Nach einem kulinarisch und entspannungstechnisch sehr erfüllten Abend suchten wir uns für den nächsten Tag eine etwas längere Tour auf das Schwarzeck (2644m) in den Radstädter Tauern aus. Die Tour war mit 16km sehr lange und mit knapp 1300hm etwas anspruchsvoller als am Vortag. Sie ist zwar ein ordentlicher Hatscher, dafür hielt sich die Lawinengefährlichkeit in Grenzen, was sich einige Teilnehmer im Vorfeld gut angesehen hatten. Die Tour war fast zur Gänze selbst zu Spuren, was uns Martin Schmid ohne Jammern abnahm. Aufgrund des wieder sehr starken Windes, einige Teilnehmer wurden regelrecht umgeblasen, schafften wir an diesem Tag den Gipfel nicht und mussten wie bereits erwähnt nach 1300 Hm den Rückzug antreten. Aber alles in Allem ein gelungener Tag und alle sind wohlbehalten im Tal angekommen. Nach Sauna und kulinarischen Genüssen war am Abend Gesang angesagt. Das Gitarrentrio bestehend aus Kaidi, Walter und Luki spielte auf und der Rest der Gruppe sang und grölte bis sich die Balken bogen. Schön war’s!

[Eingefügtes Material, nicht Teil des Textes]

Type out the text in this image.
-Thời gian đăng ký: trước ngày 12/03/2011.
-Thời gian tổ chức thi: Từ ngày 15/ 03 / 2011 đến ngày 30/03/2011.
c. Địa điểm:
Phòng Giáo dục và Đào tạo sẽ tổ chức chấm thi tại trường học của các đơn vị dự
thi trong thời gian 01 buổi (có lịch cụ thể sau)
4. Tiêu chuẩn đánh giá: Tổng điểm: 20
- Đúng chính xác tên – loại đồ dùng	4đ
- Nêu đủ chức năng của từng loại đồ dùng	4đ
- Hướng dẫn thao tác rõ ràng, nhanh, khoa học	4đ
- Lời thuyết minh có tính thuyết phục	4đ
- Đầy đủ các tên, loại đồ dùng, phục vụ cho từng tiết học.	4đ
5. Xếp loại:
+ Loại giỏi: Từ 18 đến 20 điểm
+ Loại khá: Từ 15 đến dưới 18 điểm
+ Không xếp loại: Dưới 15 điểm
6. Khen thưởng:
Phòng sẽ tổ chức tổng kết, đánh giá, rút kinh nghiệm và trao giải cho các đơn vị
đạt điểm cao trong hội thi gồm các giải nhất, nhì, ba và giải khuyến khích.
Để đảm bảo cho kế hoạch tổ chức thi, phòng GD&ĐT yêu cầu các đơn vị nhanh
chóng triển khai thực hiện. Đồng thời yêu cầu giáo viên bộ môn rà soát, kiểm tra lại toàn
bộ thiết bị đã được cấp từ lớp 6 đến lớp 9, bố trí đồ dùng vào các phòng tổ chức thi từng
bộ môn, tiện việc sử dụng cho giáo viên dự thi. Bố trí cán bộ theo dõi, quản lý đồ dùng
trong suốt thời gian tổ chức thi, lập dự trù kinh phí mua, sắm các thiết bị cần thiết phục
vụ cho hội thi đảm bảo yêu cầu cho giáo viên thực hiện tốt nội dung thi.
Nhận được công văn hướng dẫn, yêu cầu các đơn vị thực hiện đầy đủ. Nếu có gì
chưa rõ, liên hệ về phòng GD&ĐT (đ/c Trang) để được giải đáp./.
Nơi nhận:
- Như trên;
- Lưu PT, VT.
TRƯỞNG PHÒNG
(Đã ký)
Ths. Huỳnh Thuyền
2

Für den nächsten Tag, einen Sonntag, war das Wetter sehr sehr schlecht angesagt, weshalb wir uns entschieden eine Tour im Skigebiet Fanningberg zu machen. Wir stiegen im Gelände gut 600hm auf zur Aiblhöhe (2104m) und konnten nach einer kurzen Querung im Skigebiet abfahren. Einige Ausdauernde stiegen nochmals auf, aber der Rest machte es sich in der Hütte gemütlich. Auch dieser Tag war trotz des heftigen Sturmes ein gelungener Tag. Vom 4.ten und letzten Tag der Skitourentage im Lungau kann ich leider nicht mehr berichten, da meine Frau Simone und ich zu den Kindern heimfahren mussten. Aber es war wieder einmal ein super Erlebnis mit einer tollen Gruppe, wo die Sicherheit, aber auch der Spaß nicht zu kurz kommt. Ich freue mich schon auf nächstes Jahr, hoffentlich mit etwas weniger Wind!